Adjusted fourth-quarter pretax profit of US$3.6 billion ($4.7 billion) missed the lowest estimate among analysts surveyed by Bloomberg. HSBC on Tuesday highlighted an US$188 million increase in loan impairment charges for the period, “mainly driven” by two corporate borrowers.

It was a rare miss for investors who had gotten used to Gulliver beating profit estimates, at least in the latter part of his tenure. The outgoing CEO delivered higher-than-forecast adjusted net income in six of the previous seven quarters, according to data compiled by Bloomberg. HSBC shares were down 2.2% in afternoon Hong Kong trading after the results announcement.

It was Gulliver’s last set of results before handing the reins to John Flint, an HSBC veteran who needs to maintain momentum as the bank tries to put years of restructuring and scandal behind it.
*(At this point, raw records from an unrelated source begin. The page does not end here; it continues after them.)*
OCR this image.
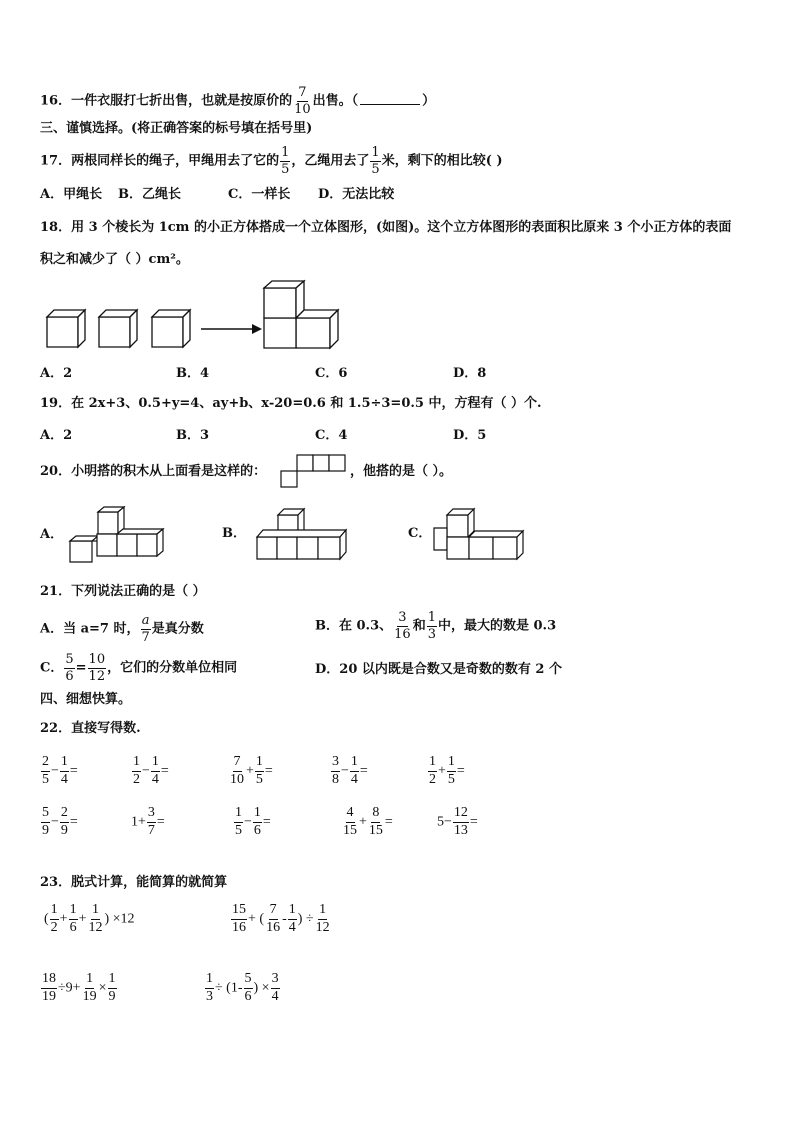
16．一件衣服打七折出售，也就是按原价的 $\frac{7}{10}$ 出售。（	）
三、谨慎选择。(将正确答案的标号填在括号里)
17．两根同样长的绳子，甲绳用去了它的 $\frac{1}{5}$ ，乙绳用去了 $\frac{1}{5}$ 米，剩下的相比较( )
A．甲绳长 B．乙绳长	C．一样长 D．无法比较
18．用 3 个棱长为 1cm 的小正方体搭成一个立体图形，(如图)。这个立方体图形的表面积比原来 3 个小正方体的表面
积之和减少了（ ）cm²。
A．2	B．4	C．6	D．8
19．在 2x+3、0.5+y=4、ay+b、x-20=0.6 和 1.5÷3=0.5 中，方程有（ ）个.
A．2	B．3	C．4	D．5
20．小明搭的积木从上面看是这样的：	，他搭的是（ ）。
A．	B．	C．
21．下列说法正确的是（ ）
A．当 a=7 时， $\frac{a}{7}$ 是真分数	B．在 0.3、 $\frac{3}{16}$ 和 $\frac{1}{3}$ 中，最大的数是 0.3
C． $\frac{5}{6} = \frac{10}{12}$ ，它们的分数单位相同	D．20 以内既是合数又是奇数的数有 2 个
四、细想快算。
22．直接写得数.
$\frac{2}{5} - \frac{1}{4}$ =	$\frac{1}{2} - \frac{1}{4}$ =	$\frac{7}{10} + \frac{1}{5}$ =	$\frac{3}{8} - \frac{1}{4}$ =	$\frac{1}{2} + \frac{1}{5}$ =
$\frac{5}{9} - \frac{2}{9}$ =	$1+ \frac{3}{7}$ =	$\frac{1}{5} - \frac{1}{6}$ =	$\frac{4}{15} + \frac{8}{15}$ =	$5- \frac{12}{13}$ =
23．脱式计算，能简算的就简算
( $\frac{1}{2} + \frac{1}{6} + \frac{1}{12}$ ) ×12	$\frac{15}{16}$ + ( $\frac{7}{16} - \frac{1}{4}$ ) ÷ $\frac{1}{12}$
$\frac{18}{19} \div 9+ \frac{1}{19} \times \frac{1}{9}$	$\frac{1}{3} \div (1- \frac{5}{6}$ ) × $\frac{3}{4}$
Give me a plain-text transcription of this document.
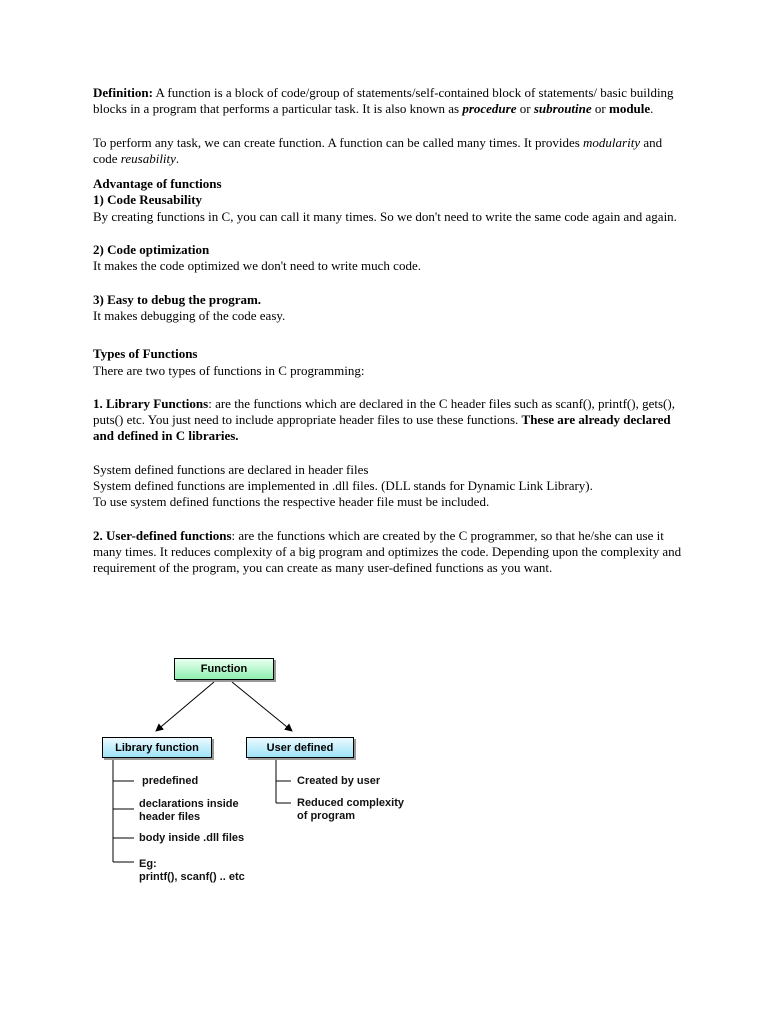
Definition: A function is a block of code/group of statements/self-contained block of statements/ basic building blocks in a program that performs a particular task. It is also known as procedure or subroutine or module.

To perform any task, we can create function. A function can be called many times. It provides modularity and code reusability.

Advantage of functions

1) Code Reusability

By creating functions in C, you can call it many times. So we don't need to write the same code again and again.

2) Code optimization

It makes the code optimized we don't need to write much code.

3) Easy to debug the program.

It makes debugging of the code easy.

Types of Functions

There are two types of functions in C programming:

1. Library Functions: are the functions which are declared in the C header files such as scanf(), printf(), gets(), puts() etc. You just need to include appropriate header files to use these functions. These are already declared and defined in C libraries.

System defined functions are declared in header files

System defined functions are implemented in .dll files. (DLL stands for Dynamic Link Library).

To use system defined functions the respective header file must be included.

2. User-defined functions: are the functions which are created by the C programmer, so that he/she can use it many times. It reduces complexity of a big program and optimizes the code. Depending upon the complexity and requirement of the program, you can create as many user-defined functions as you want.

Function
Library function	User defined
predefined
declarations inside
header files
body inside .dll files
Eg:
printf(), scanf() .. etc
Created by user
Reduced complexity
of program
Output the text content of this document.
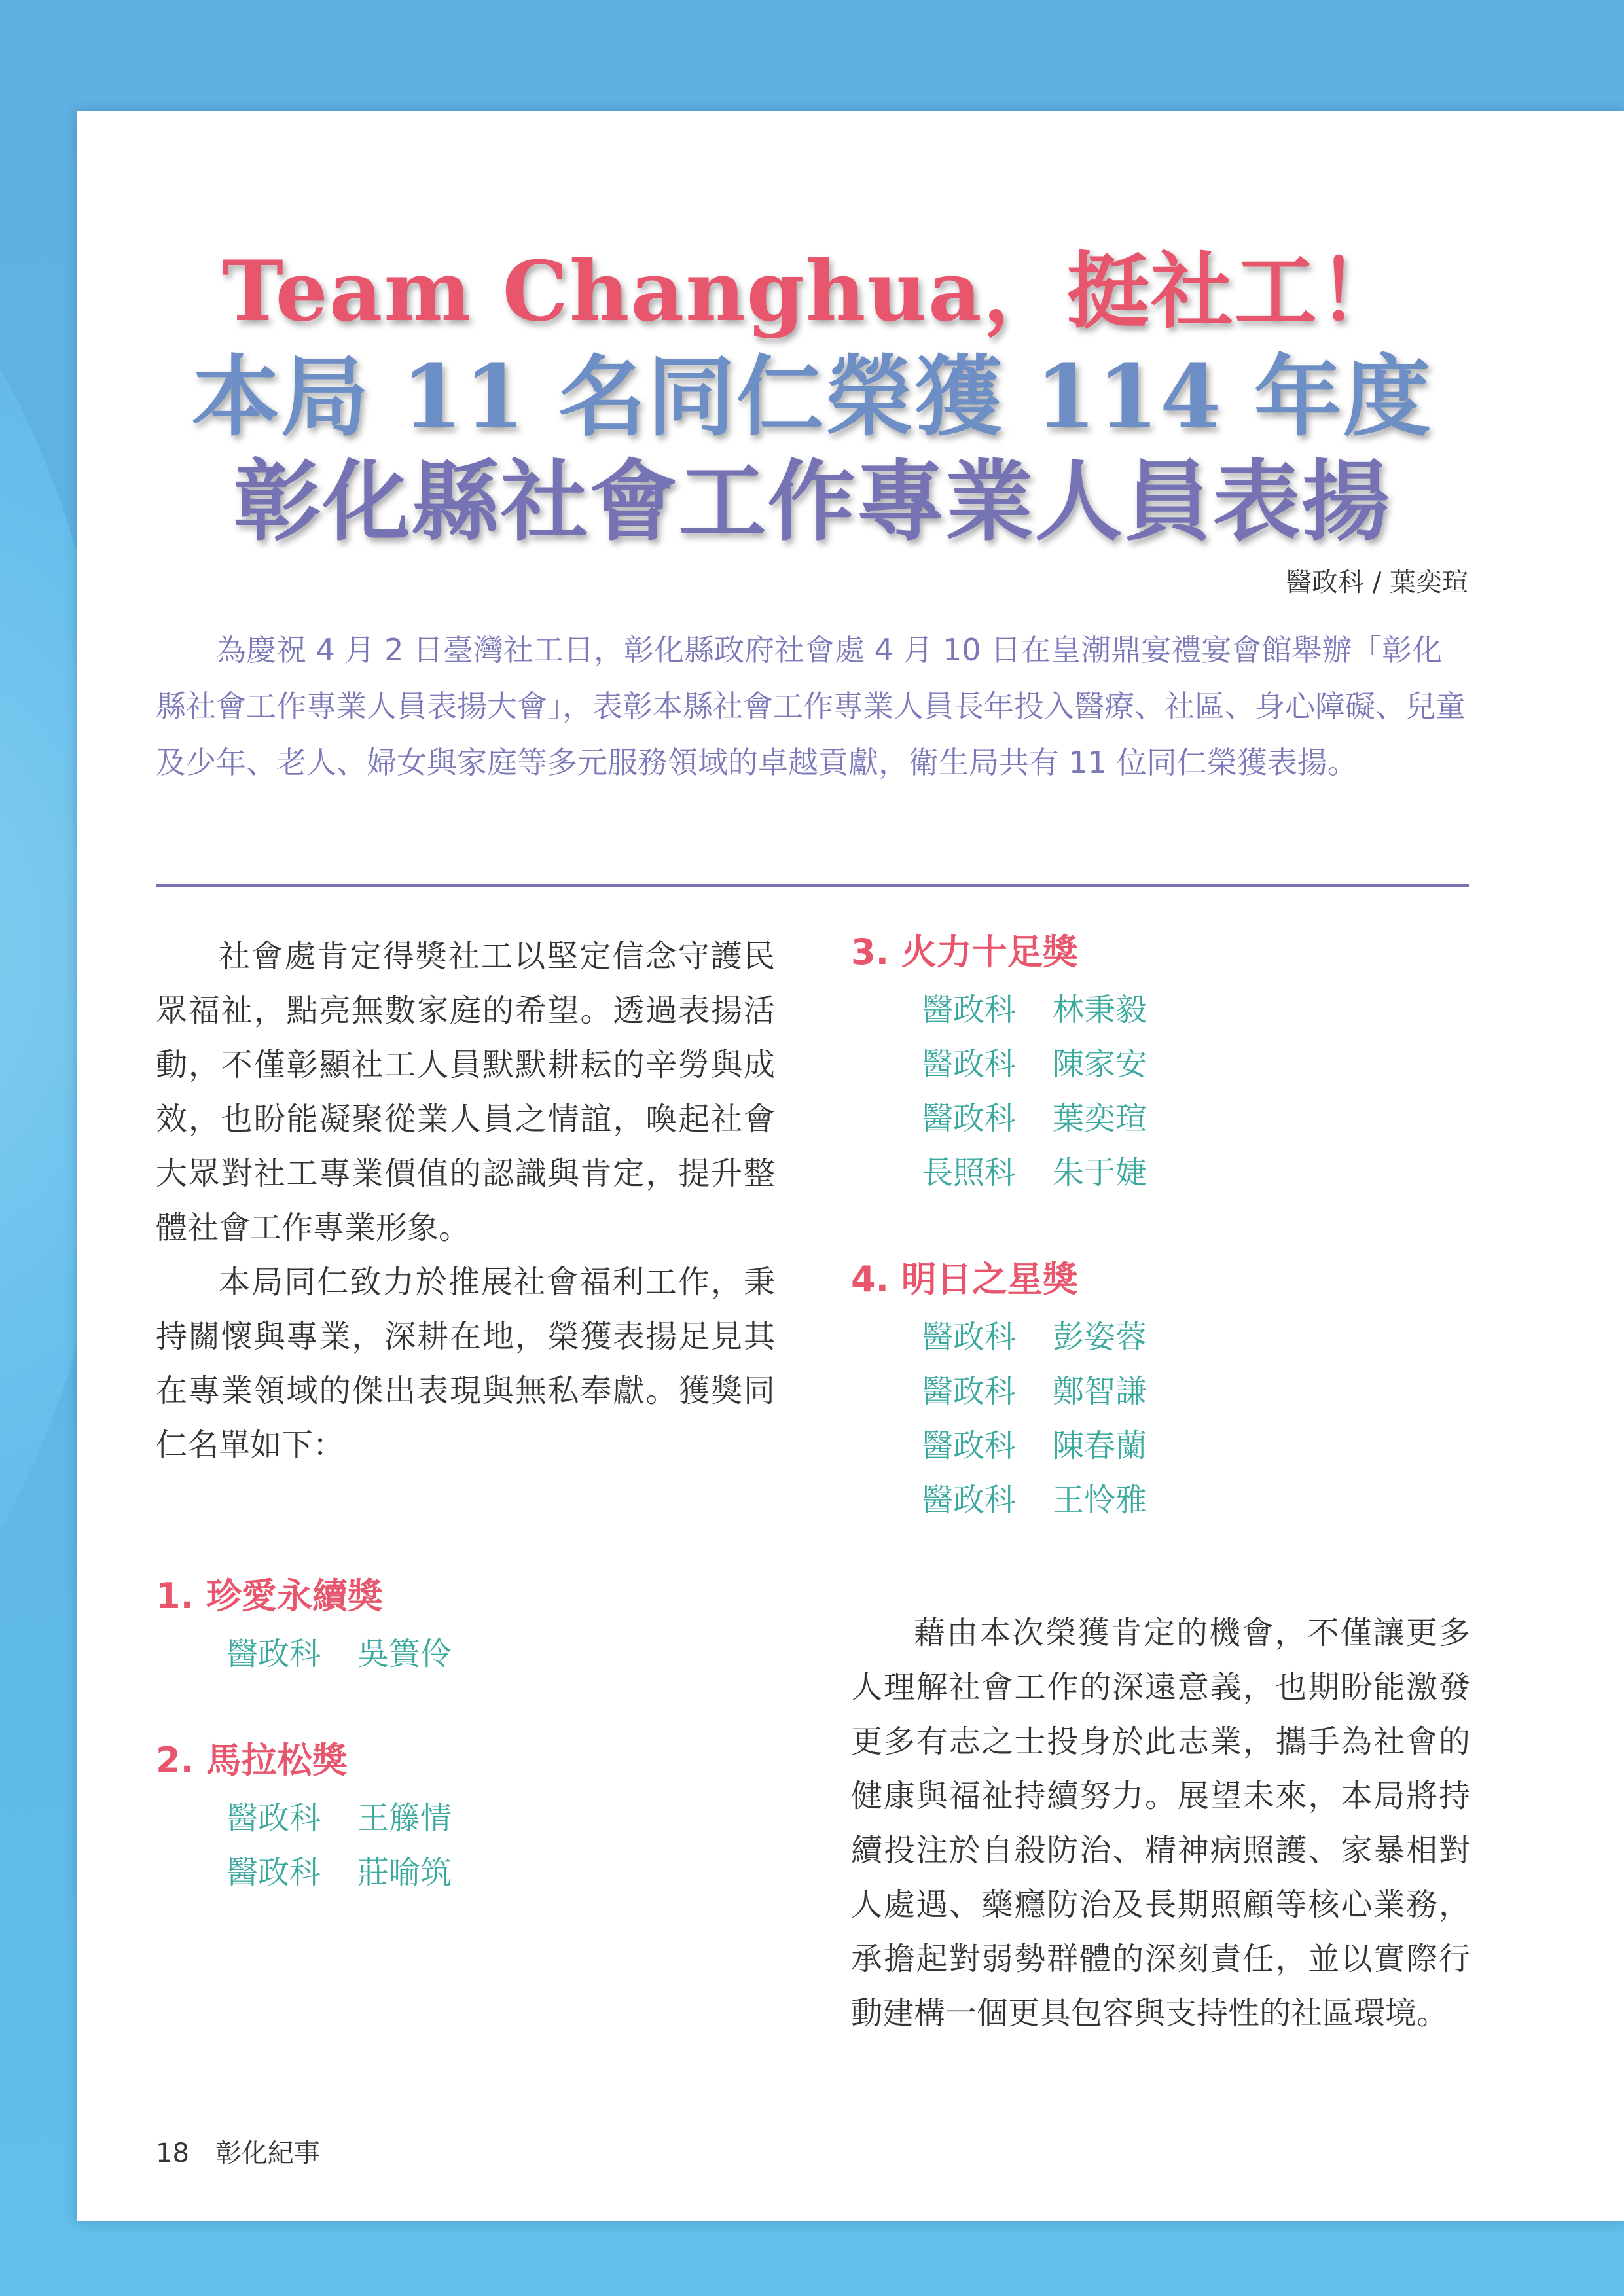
Team Changhua，挺社工！
本局 11 名同仁榮獲 114 年度
彰化縣社會工作專業人員表揚
醫政科 / 葉奕瑄

為慶祝 4 月 2 日臺灣社工日，彰化縣政府社會處 4 月 10 日在皇潮鼎宴禮宴會館舉辦「彰化縣社會工作專業人員表揚大會」，表彰本縣社會工作專業人員長年投入醫療、社區、身心障礙、兒童及少年、老人、婦女與家庭等多元服務領域的卓越貢獻，衛生局共有 11 位同仁榮獲表揚。

社會處肯定得獎社工以堅定信念守護民眾福祉，點亮無數家庭的希望。透過表揚活動，不僅彰顯社工人員默默耕耘的辛勞與成效，也盼能凝聚從業人員之情誼，喚起社會大眾對社工專業價值的認識與肯定，提升整體社會工作專業形象。

本局同仁致力於推展社會福利工作，秉持關懷與專業，深耕在地，榮獲表揚足見其在專業領域的傑出表現與無私奉獻。獲獎同仁名單如下：

1. 珍愛永續獎

醫政科 吳簣伶

2. 馬拉松獎

醫政科 王籐情
醫政科 莊喻筑

3. 火力十足獎

醫政科 林秉毅
醫政科 陳家安
醫政科 葉奕瑄
長照科 朱于婕

4. 明日之星獎

醫政科 彭姿蓉
醫政科 鄭智謙
醫政科 陳春蘭
醫政科 王怜雅

藉由本次榮獲肯定的機會，不僅讓更多人理解社會工作的深遠意義，也期盼能激發更多有志之士投身於此志業，攜手為社會的健康與福祉持續努力。展望未來，本局將持續投注於自殺防治、精神病照護、家暴相對人處遇、藥癮防治及長期照顧等核心業務，承擔起對弱勢群體的深刻責任，並以實際行動建構一個更具包容與支持性的社區環境。

18 彰化紀事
Gulliver spent much of his tenure shrinking the lender’s far-flung global network, exiting almost 100 businesses and 18 countries.

“As I prepare to pass on the stewardship of HSBC to my successor, I am proud of our achievements,” Gulliver said in a statement. “After the most extensive transformation programme in HSBC’s 153-year history, HSBC is simpler, stronger and more secure than it was in 2011, and better able to connect customers to opportunities in the world’s fastest growing regions.”

The banks’s net interest margin in the fourth quarter fell from a year earlier. HSBC attributed the decrease to lower yields on customer lending and margin compression in Europe and Asia.